For too long, the traditional utility rate process has been time-consuming and costly, often taking years to resolve. This delay, known as regulatory lag, makes it harder for utilities to recover the costs of vital infrastructure improvements in real time. The result? Arizona’s energy infrastructure risks falling behind, leaving consumers vulnerable to reliability issues and rate shocks when those deferred costs eventually catch up.

FRPs tackle this issue head-on by allowing utilities to make annual rate adjustments based on real, up-to-date cost data. This ensures that rates reflect current economic conditions and infrastructure investments, without forcing utilities or consumers to endure drawn-out and expensive hearings. At the same time, full rate cases will still be required every five years, providing critical oversight to protect consumers and guarantee accountability.

This model isn’t new — 54 utilities in 12 other states, including major economic competitors like Texas, already use FRPs successfully. They’ve been proven to strike the right balance: creating certainty for utilities to invest in infrastructure while maintaining fairness and transparency for ratepayers. Adopting this model positions Arizona to meet today’s energy challenges while staying competitive on a national and global scale.

For businesses, this change couldn’t come at a better time. Companies investing in Arizona, from semiconductor giants to data centers, depend on a robust and reliable energy infrastructure to power their operations. By reducing regulatory lag, FRPs create the certainty businesses need to plan, grow, and invest with confidence.

Consumers also benefit from this framework. Instead of steep, unpredictable rate increases that come after years of accumulated costs, FRPs enable smaller, gradual adjustments tied to real-time investments. This means greater transparency, affordability, and predictability for families and businesses alike.

The Arizona Chamber of Commerce and Industry was proud to support this policy because we understand what’s at stake. A reliable, modern energy grid isn’t just a convenience — it’s a fundamental requirement for economic growth, job creation, and quality of life. The ACC’s decision to implement FRPs reflects a commitment to smart, innovative solutions that will help Arizona meet the needs of a growing population and expanding industries. 

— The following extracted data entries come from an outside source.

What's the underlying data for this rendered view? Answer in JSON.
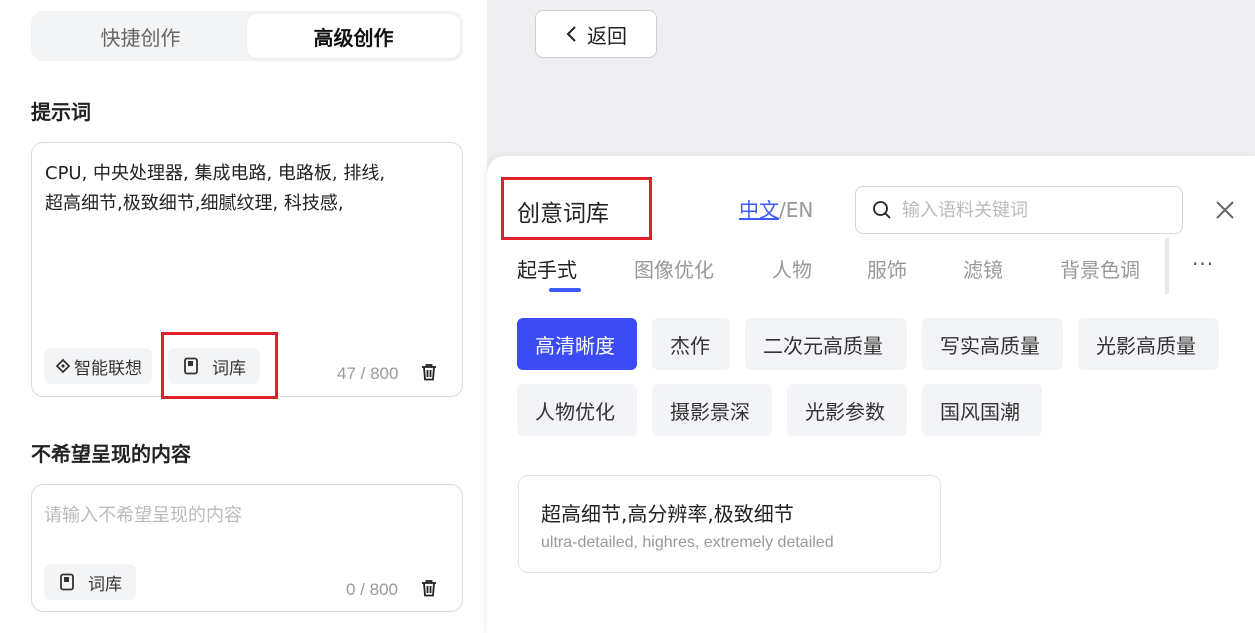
{
  "left_panel": {
    "mode_tabs": [
      {
        "label": "快捷创作"
      },
      {
        "label": "高级创作"
      }
    ],
    "prompt": {
      "title": "提示词",
      "text": "CPU, 中央处理器, 集成电路, 电路板, 排线, 超高细节,极致细节,细腻纹理, 科技感,",
      "smart_button": "智能联想",
      "library_button": "词库",
      "counter": "47 / 800"
    },
    "negative": {
      "title": "不希望呈现的内容",
      "placeholder": "请输入不希望呈现的内容",
      "library_button": "词库",
      "counter": "0 / 800"
    }
  },
  "back_button": "返回",
  "dictionary": {
    "title": "创意词库",
    "lang_zh": "中文",
    "lang_sep": "/",
    "lang_en": "EN",
    "search_placeholder": "输入语料关键词",
    "categories": [
      "起手式",
      "图像优化",
      "人物",
      "服饰",
      "滤镜",
      "背景色调"
    ],
    "more": "···",
    "tags": [
      "高清晰度",
      "杰作",
      "二次元高质量",
      "写实高质量",
      "光影高质量",
      "人物优化",
      "摄影景深",
      "光影参数",
      "国风国潮"
    ],
    "card": {
      "zh": "超高细节,高分辨率,极致细节",
      "en": "ultra-detailed, highres, extremely detailed"
    }
  },
  "colors": {
    "accent": "#3b4cf6",
    "highlight_box": "#e0202a"
  }
}
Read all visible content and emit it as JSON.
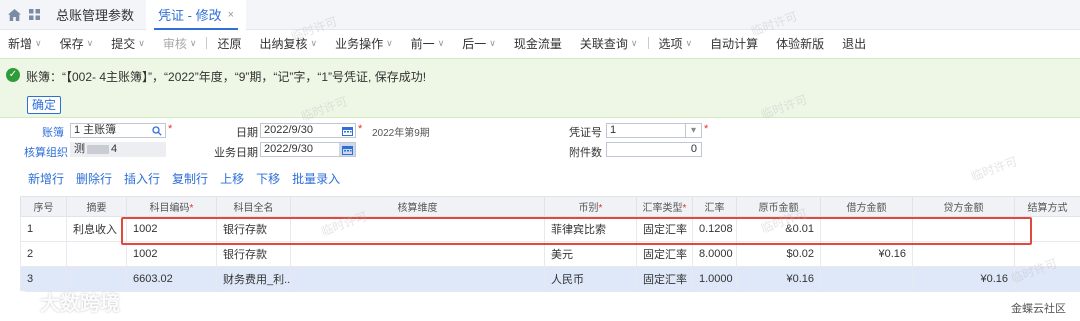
{
  "tabbar": {
    "tabs": [
      {
        "label": "总账管理参数"
      },
      {
        "label": "凭证 - 修改"
      }
    ],
    "close": "×"
  },
  "toolbar": {
    "items": [
      {
        "label": "新增",
        "caret": true
      },
      {
        "label": "保存",
        "caret": true
      },
      {
        "label": "提交",
        "caret": true
      },
      {
        "label": "审核",
        "caret": true,
        "disabled": true
      },
      {
        "label": "还原"
      },
      {
        "label": "出纳复核",
        "caret": true
      },
      {
        "label": "业务操作",
        "caret": true
      },
      {
        "label": "前一",
        "caret": true
      },
      {
        "label": "后一",
        "caret": true
      },
      {
        "label": "现金流量"
      },
      {
        "label": "关联查询",
        "caret": true
      },
      {
        "label": "选项",
        "caret": true
      },
      {
        "label": "自动计算"
      },
      {
        "label": "体验新版"
      },
      {
        "label": "退出"
      }
    ]
  },
  "message": {
    "text": "账簿：“【002-  4主账簿】”，“2022”年度，“9”期，“记”字，“1”号凭证, 保存成功!",
    "confirm": "确定"
  },
  "form": {
    "book_label": "账簿",
    "book_value": "1  主账簿",
    "org_label": "核算组织",
    "org_value": "测",
    "org_suffix": "4",
    "date_label": "日期",
    "date_value": "2022/9/30",
    "period_text": "2022年第9期",
    "bizdate_label": "业务日期",
    "bizdate_value": "2022/9/30",
    "voucher_label": "凭证号",
    "voucher_value": "1",
    "attach_label": "附件数",
    "attach_value": "0"
  },
  "actions": [
    "新增行",
    "删除行",
    "插入行",
    "复制行",
    "上移",
    "下移",
    "批量录入"
  ],
  "table": {
    "headers": [
      "序号",
      "摘要",
      "科目编码",
      "科目全名",
      "核算维度",
      "币别",
      "汇率类型",
      "汇率",
      "原币金额",
      "借方金额",
      "贷方金额",
      "结算方式"
    ],
    "required": [
      false,
      false,
      true,
      false,
      false,
      true,
      true,
      false,
      false,
      false,
      false,
      false
    ],
    "rows": [
      [
        "1",
        "利息收入",
        "1002",
        "银行存款",
        "",
        "菲律宾比索",
        "固定汇率",
        "0.1208",
        "&0.01",
        "",
        "",
        ""
      ],
      [
        "2",
        "",
        "1002",
        "银行存款",
        "",
        "美元",
        "固定汇率",
        "8.0000",
        "$0.02",
        "¥0.16",
        "",
        ""
      ],
      [
        "3",
        "",
        "6603.02",
        "财务费用_利...",
        "",
        "人民币",
        "固定汇率",
        "1.0000",
        "¥0.16",
        "",
        "¥0.16",
        ""
      ]
    ]
  },
  "watermark": "临时许可",
  "brand": "大数跨境",
  "community": "金蝶云社区"
}
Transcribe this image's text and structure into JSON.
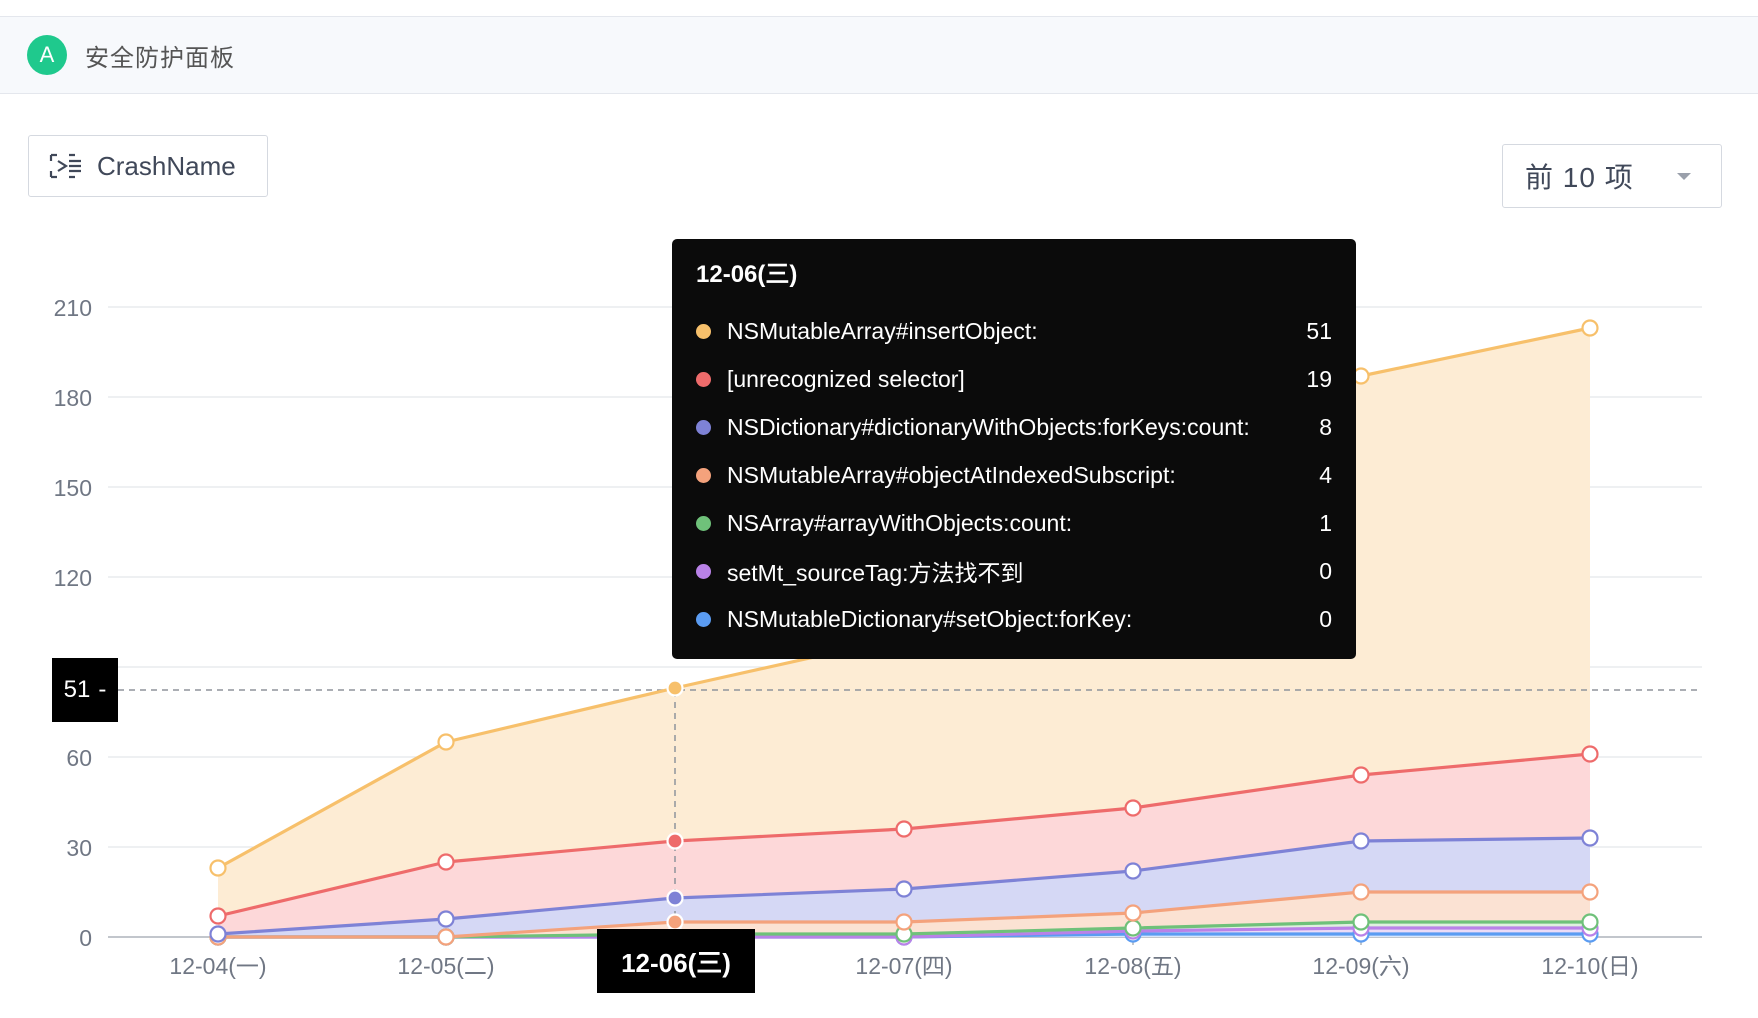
{
  "header": {
    "avatar_letter": "A",
    "title": "安全防护面板"
  },
  "toolbar": {
    "dimension_label": "CrashName",
    "select_value": "前 10 项"
  },
  "colors": {
    "NSMutableArray#insertObject:": "#f7c06b",
    "[unrecognized selector]": "#ee6b6b",
    "NSDictionary#dictionaryWithObjects:forKeys:count:": "#7e82d6",
    "NSMutableArray#objectAtIndexedSubscript:": "#f4a27c",
    "NSArray#arrayWithObjects:count:": "#6fc17a",
    "setMt_sourceTag:方法找不到": "#b982e8",
    "NSMutableDictionary#setObject:forKey:": "#5b9cf2"
  },
  "tooltip": {
    "title": "12-06(三)",
    "rows": [
      {
        "name": "NSMutableArray#insertObject:",
        "value": "51",
        "color": "#f7c06b"
      },
      {
        "name": "[unrecognized selector]",
        "value": "19",
        "color": "#ee6b6b"
      },
      {
        "name": "NSDictionary#dictionaryWithObjects:forKeys:count:",
        "value": "8",
        "color": "#7e82d6"
      },
      {
        "name": "NSMutableArray#objectAtIndexedSubscript:",
        "value": "4",
        "color": "#f4a27c"
      },
      {
        "name": "NSArray#arrayWithObjects:count:",
        "value": "1",
        "color": "#6fc17a"
      },
      {
        "name": "setMt_sourceTag:方法找不到",
        "value": "0",
        "color": "#b982e8"
      },
      {
        "name": "NSMutableDictionary#setObject:forKey:",
        "value": "0",
        "color": "#5b9cf2"
      }
    ]
  },
  "crosshair": {
    "y_label": "51",
    "x_label": "12-06(三)"
  },
  "chart_data": {
    "type": "area",
    "stacked": true,
    "categories": [
      "12-04(一)",
      "12-05(二)",
      "12-06(三)",
      "12-07(四)",
      "12-08(五)",
      "12-09(六)",
      "12-10(日)"
    ],
    "y_ticks": [
      "0",
      "30",
      "60",
      "51",
      "120",
      "150",
      "180",
      "210"
    ],
    "note_y_axis": "broken scale: visual bands read 0,30,60,(51 crosshair),120,150,180,210",
    "hover_index": 2,
    "series": [
      {
        "name": "NSMutableArray#insertObject:",
        "color": "#f7c06b",
        "stack_tops": [
          23,
          65,
          83,
          100,
          140,
          187,
          203
        ]
      },
      {
        "name": "[unrecognized selector]",
        "color": "#ee6b6b",
        "stack_tops": [
          7,
          25,
          32,
          36,
          43,
          54,
          61
        ]
      },
      {
        "name": "NSDictionary#dictionaryWithObjects:forKeys:count:",
        "color": "#7e82d6",
        "stack_tops": [
          1,
          6,
          13,
          16,
          22,
          32,
          33
        ]
      },
      {
        "name": "NSMutableArray#objectAtIndexedSubscript:",
        "color": "#f4a27c",
        "stack_tops": [
          0,
          0,
          5,
          5,
          8,
          15,
          15
        ]
      },
      {
        "name": "NSArray#arrayWithObjects:count:",
        "color": "#6fc17a",
        "stack_tops": [
          0,
          0,
          1,
          1,
          3,
          5,
          5
        ]
      },
      {
        "name": "setMt_sourceTag:方法找不到",
        "color": "#b982e8",
        "stack_tops": [
          0,
          0,
          0,
          0,
          2,
          3,
          3
        ]
      },
      {
        "name": "NSMutableDictionary#setObject:forKey:",
        "color": "#5b9cf2",
        "stack_tops": [
          0,
          0,
          0,
          0,
          1,
          1,
          1
        ]
      }
    ]
  }
}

This isn’t just about “keeping the lights on.” It’s about building a resilient, reliable grid that supports long-term success for Arizona’s businesses, families, and economy. At a time when infrastructure, energy reliability, and competitiveness are more critical than ever, FRPs represent a big win — for consumers, for businesses, and for Arizona’s future.

Danny Seiden is president and CEO of the Arizona Chamber of Commerce and Industry.